# My new Shanty



## RJohnson442 (May 14, 2013)

Well I started the build at the end of last season and have tinkered around with it here and there over the off season .What I wanted was a shanty that was easy to transport for one person, big enough for two people and would fit in my trooper with minimal problems. It all started when I got ski's for the last shanty I made and kept going from there. All wood construction was with 1x6 and about 6ft of 2x4. the seat and bucket hole are 1/2 ply and the top and storage box is 1/8 ply reinforced. I started with the rough framing of the base and adding the skis to the base. At first I was going to make them detachable from the base to fit in the car but resolved the problem by making it narrower to fit inside the wheel wells of the back instead of having to jump over them to load and unload. The top at first was going to fold in and pop up but decided that also was going to be a pain to set up and now went with a telescoping system from 1-1/4" PVC as the base and 1" for the extensions. This way I get a hard top table in the down position that will slide into my trooper and a way to carry gear on top out on the ice. As for covering the sides I'm still playing with the idea of using a painter tarp like my last one or having a friend sew me some sides out of a better suited material. So far on the inside I've fashioned a beer er um... coffee and bait holder and scoop holder on the front a 12 volt meter with acc. outlet and a battery. and a place to mount the buddy heater
Now for the fun part you see hanging off the back. I plan on using the axle off an old electric quad 2 6v motors with gearbox's inside attached with a shock in the back. For controlling it I'll use and old car relay with switch and also a deadman switch depending how fast it'll move. Studding the tires with sheet metal screws should do the trick for clean ice. I think I have something that will work for snow as well but will see about that... as it sits now it's about 40 pounds and I was able to ride the quad before it got dismantled. Now I don't plan on riding this thing,I wan't to use it to be more mobile when fishing. lugging everything around gets old fast. So let me know what you guys think?


----------



## lovin life (Jan 2, 2010)

Hummm. Will definitely have to see that thing. I would tend to focus on moving thru deeper snow, cause with clean ice you can pull anything with literally no effort. Ill give you props from design though. With deeper snow, just like a car, narrow tires. 

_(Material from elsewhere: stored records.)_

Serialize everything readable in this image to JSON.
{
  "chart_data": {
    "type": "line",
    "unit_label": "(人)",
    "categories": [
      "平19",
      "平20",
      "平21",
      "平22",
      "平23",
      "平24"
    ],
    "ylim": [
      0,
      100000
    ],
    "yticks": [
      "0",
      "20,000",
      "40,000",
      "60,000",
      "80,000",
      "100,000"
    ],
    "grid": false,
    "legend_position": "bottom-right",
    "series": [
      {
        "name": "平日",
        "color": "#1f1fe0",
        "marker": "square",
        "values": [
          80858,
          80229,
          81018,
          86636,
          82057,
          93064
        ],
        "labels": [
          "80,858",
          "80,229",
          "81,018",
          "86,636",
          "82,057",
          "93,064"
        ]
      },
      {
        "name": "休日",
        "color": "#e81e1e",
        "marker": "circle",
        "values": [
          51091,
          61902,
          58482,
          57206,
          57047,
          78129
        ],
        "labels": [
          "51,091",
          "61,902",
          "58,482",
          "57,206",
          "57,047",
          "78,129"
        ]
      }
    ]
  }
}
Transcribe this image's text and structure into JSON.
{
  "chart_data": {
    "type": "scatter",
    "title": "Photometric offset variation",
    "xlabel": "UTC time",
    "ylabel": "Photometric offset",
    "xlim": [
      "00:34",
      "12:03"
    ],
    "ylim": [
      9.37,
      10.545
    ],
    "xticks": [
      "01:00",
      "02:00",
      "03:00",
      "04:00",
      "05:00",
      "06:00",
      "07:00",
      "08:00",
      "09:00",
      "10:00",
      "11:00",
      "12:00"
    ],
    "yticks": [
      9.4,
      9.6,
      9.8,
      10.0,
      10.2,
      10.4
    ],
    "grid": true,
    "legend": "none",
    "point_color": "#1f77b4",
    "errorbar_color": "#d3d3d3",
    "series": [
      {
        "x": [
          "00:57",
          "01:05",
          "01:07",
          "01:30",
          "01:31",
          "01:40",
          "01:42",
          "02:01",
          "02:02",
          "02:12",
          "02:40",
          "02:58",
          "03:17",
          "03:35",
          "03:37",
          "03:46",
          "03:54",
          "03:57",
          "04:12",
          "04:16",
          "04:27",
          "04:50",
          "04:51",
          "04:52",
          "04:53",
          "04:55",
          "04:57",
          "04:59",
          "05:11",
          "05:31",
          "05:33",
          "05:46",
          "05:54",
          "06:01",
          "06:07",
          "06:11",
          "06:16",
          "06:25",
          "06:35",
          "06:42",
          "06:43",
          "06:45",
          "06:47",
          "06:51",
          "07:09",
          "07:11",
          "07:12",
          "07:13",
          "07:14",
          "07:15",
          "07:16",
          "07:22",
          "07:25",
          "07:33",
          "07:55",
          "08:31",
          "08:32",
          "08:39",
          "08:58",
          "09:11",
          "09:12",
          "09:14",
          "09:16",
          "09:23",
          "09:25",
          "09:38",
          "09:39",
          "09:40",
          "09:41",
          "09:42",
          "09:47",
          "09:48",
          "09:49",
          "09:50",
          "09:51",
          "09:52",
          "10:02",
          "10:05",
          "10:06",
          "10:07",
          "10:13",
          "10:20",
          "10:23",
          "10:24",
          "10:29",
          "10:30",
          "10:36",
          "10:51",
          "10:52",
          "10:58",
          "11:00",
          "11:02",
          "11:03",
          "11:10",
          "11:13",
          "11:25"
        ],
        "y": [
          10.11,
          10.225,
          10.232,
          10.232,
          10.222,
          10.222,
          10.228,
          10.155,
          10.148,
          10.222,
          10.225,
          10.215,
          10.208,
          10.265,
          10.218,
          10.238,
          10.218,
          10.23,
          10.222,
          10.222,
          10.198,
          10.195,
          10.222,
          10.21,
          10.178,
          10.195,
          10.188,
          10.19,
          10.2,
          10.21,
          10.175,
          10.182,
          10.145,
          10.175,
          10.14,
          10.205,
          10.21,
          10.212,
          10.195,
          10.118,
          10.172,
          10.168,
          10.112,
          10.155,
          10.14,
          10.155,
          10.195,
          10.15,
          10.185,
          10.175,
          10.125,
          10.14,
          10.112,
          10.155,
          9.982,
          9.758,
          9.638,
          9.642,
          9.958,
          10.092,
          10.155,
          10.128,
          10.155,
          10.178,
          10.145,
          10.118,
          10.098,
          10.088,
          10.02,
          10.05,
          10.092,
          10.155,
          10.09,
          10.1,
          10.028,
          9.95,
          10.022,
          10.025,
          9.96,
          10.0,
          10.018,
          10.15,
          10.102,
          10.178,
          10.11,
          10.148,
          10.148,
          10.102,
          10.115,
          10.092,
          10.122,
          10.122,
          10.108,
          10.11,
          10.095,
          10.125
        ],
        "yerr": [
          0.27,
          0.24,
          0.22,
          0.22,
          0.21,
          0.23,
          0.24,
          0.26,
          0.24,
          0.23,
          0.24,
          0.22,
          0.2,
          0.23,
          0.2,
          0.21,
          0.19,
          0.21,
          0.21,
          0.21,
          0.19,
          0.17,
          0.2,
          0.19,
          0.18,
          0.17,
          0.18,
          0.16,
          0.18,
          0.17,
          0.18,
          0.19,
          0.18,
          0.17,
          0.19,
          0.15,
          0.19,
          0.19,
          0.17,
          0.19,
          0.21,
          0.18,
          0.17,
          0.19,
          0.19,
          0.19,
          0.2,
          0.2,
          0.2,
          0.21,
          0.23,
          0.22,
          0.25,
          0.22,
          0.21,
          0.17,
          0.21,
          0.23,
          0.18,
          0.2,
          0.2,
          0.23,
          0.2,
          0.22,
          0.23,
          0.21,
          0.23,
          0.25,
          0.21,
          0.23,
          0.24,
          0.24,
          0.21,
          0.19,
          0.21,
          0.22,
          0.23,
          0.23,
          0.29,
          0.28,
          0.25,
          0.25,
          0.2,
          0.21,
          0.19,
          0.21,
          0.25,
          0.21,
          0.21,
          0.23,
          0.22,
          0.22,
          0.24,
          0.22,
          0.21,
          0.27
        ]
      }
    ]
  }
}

Sent from my SPH-L710 using Tapatalk


----------



## Ruminator (Apr 6, 2004)

Great post RJohnson, very interesting design.
I like how the top drops until you reach your spots, and the hard top.
What are its projected length, width, height up, and down?

Other thoughts:
- are you planning to use your shanty on inland lakes and/or Lake Erie?
- your bolts extend far enough in that I would consider buying some vinyl, or plastic caps to prevent snagging things. Or you might take advantage of their length and fashion some brackets to hold things.
- following lovin life's thinking, any larger dia. rims and tires available that would raise the drive motors more to reduce dragging it through some snow?

I hope it works great for you.


----------



## RJohnson442 (May 14, 2013)

It's 40" wide by 58" long and 34" down/ 60" up. I plan on trimming down all the bolts and screws once I get all the pvc glued up. I'm just going to go with a painter tarp this season before investing in fabric to see how it goes first. I only plan on using it on inland lakes also. For the deep snow I plan on adding PVC cut in half's to the tires to make a track tire(Oc, O is the tire C is the PVC) Ideally I'd like to find another axle set and rig up a sled track system. But that will have to wait. I've looked into sprockets and chains and go cart axles and large saw blades and the cost is really not worth it on this level of sled to be honest. No matter what deep snow sucks hoping for a smooth lake this year!


----------



## Ruminator (Apr 6, 2004)

I like your attention to detail. Like lovin said, I hope to check it out sometime on the ice.
What lakes do you like to ice fish?


----------



## RJohnson442 (May 14, 2013)

You'll usually find me out on Nimi any frozen Sunday.


----------



## Erieangler51 (Sep 24, 2012)

That's lovins favorite lake


----------



## RJohnson442 (May 14, 2013)

Well today was the maiden voyage out on Nimi from the south main ramp out to the mouth of the first south bay. This morning was also the first time trying to put it in the truck completely built I don't think I could of made it an inch bigger or it wouldn't of fit in my trooper. Set up and break down was pretty smooth I made a quick disconnect to add/remover the tries quickly. As for moving ability it was almost moving faster then I could keep up with it on clear ice! I used the tow rope from the back mostly and would pull steer with it instead. On snow cover there was a little slip and cut the speed down to a walk pace but kept moving and in the drifts maybe 3-4" it would slip out but a little hand push would get it going again. On the way back I actually rode it for about 100 yards on clean ice. I could definitely get use to this no heart attach for me this year. As for a fish report few perch in the AM but nothing worth keeping 6-7 fow. on the bottom. Then I moved around a few more times and nothing else left around 1:30.


----------